The plants were placed 8 days in sand for germination in the dark. After 8 days the etiolated seedlings were sprayed with solutions of to the test item. For greening the test organisms were then paced for 6 or 12 hours under white light. For evaluation the leaves were examined for ultrastructural changes of the mesophyll cells by electron microscopy and the chlorophyll and carotenoid contents were determined.
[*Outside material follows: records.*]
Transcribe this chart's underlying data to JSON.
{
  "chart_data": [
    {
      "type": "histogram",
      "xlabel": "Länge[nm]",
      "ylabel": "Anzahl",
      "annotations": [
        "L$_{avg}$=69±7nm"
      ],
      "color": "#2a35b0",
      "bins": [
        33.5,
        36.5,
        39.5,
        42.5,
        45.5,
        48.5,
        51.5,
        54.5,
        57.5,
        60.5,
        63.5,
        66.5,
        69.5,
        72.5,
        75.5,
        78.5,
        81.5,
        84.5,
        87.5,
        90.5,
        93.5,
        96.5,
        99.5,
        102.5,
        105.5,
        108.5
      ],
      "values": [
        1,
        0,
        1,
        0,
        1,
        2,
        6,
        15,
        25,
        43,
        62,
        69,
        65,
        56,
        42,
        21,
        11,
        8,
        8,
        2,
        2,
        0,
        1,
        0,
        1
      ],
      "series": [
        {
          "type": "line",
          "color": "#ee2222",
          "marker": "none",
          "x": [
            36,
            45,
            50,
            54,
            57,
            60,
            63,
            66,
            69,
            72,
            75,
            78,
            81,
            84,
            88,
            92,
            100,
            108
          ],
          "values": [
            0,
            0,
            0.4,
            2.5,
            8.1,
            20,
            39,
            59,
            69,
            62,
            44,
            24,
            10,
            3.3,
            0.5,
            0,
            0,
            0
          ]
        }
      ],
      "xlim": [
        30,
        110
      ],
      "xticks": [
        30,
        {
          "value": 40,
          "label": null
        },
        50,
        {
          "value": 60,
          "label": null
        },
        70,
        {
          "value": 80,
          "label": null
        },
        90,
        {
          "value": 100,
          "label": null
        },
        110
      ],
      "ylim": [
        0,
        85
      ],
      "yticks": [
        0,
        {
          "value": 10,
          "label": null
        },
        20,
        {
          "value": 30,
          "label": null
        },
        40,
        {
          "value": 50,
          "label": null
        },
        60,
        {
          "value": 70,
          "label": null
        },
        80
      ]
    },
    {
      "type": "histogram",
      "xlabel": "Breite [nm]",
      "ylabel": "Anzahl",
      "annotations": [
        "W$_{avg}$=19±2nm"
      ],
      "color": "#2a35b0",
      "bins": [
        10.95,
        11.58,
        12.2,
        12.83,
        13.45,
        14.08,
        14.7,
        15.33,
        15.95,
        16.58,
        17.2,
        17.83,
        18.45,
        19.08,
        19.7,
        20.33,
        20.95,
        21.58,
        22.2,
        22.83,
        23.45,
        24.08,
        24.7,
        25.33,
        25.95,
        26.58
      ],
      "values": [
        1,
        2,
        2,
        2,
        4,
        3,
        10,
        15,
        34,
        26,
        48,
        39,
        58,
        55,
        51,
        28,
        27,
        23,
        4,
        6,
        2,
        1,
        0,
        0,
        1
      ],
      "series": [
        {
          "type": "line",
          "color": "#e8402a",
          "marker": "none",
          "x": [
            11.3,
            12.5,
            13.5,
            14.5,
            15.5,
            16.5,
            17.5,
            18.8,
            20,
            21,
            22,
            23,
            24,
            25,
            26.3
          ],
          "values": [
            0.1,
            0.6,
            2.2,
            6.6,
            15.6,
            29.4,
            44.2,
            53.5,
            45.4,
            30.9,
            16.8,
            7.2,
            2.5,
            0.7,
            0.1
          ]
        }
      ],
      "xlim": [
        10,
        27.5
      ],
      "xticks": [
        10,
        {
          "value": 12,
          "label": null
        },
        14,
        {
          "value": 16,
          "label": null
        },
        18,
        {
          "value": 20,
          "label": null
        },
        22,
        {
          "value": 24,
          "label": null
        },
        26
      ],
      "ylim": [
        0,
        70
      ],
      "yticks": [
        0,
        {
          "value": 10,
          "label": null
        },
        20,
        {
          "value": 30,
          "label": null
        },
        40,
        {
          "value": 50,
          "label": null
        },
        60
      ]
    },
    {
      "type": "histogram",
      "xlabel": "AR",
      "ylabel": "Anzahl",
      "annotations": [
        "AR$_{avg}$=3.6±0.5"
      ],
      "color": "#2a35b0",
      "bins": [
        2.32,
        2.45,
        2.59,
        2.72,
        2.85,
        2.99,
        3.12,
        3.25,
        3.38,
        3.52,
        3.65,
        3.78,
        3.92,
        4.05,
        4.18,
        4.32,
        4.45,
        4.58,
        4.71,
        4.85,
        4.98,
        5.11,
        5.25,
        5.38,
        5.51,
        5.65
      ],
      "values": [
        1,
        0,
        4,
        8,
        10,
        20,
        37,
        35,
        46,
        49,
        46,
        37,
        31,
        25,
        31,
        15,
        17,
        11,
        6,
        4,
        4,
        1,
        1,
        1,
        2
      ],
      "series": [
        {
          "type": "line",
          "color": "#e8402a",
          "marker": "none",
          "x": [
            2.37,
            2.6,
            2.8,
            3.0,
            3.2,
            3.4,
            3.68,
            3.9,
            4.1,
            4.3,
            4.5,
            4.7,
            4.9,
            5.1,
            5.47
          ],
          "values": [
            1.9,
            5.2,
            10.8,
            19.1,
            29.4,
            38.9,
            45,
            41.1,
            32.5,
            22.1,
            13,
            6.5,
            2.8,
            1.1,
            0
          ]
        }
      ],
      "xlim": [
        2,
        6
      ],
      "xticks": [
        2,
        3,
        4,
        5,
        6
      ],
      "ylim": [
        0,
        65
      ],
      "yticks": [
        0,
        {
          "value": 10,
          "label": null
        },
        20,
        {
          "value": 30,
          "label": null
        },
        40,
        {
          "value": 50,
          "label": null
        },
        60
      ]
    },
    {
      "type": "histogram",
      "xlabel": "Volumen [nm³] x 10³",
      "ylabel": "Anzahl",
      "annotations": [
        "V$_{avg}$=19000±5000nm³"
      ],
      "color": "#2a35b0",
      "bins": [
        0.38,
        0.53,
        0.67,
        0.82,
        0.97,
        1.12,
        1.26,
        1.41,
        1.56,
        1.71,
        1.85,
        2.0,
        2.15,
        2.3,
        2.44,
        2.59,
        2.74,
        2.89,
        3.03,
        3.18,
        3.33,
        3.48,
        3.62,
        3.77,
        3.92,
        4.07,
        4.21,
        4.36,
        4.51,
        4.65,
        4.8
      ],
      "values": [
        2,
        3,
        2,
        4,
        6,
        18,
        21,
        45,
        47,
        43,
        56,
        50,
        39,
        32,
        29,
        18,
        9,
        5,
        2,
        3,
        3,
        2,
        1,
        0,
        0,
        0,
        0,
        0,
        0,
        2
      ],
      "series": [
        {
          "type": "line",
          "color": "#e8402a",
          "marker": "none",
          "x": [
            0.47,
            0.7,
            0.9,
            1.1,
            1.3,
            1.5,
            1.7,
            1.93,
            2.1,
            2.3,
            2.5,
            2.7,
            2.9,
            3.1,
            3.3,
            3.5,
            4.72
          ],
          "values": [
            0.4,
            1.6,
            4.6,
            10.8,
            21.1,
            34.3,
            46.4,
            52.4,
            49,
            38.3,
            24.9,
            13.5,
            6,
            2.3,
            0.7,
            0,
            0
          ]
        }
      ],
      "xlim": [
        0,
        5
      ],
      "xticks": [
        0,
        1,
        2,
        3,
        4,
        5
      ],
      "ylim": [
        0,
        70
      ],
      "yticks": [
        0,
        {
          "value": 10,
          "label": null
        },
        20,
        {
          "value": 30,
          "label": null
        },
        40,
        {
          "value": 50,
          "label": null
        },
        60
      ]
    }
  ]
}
The test item was applied in 5 different spray solution concentrations of 1, 1.5, 2, 3, and 5 mM. This corresponds to 156.2, 234.3, 312.4, 468.6 and 780.9 mg/L as the Molecular Weight of the test item is 156.187 g/mol. Four mL of these test solutions were applied three times to ten plants. Consequently one plant may have been contaminated with 0.19, 0.28, 0.37, 0.56, or 0.94 mg of the test item respectively. However every treatment effected significant reduction in chlorophyll content the NOEC was assigned on the bases of ultramorphological changes to the 1.5 mM solution application, which leads to the 2 mM as LOEC.

The ultrastructural changes observed in the mesophyll cells were grana formation inhibition, prolamellar body transformation delay, and endoplasmic reticulum cisternae dilation.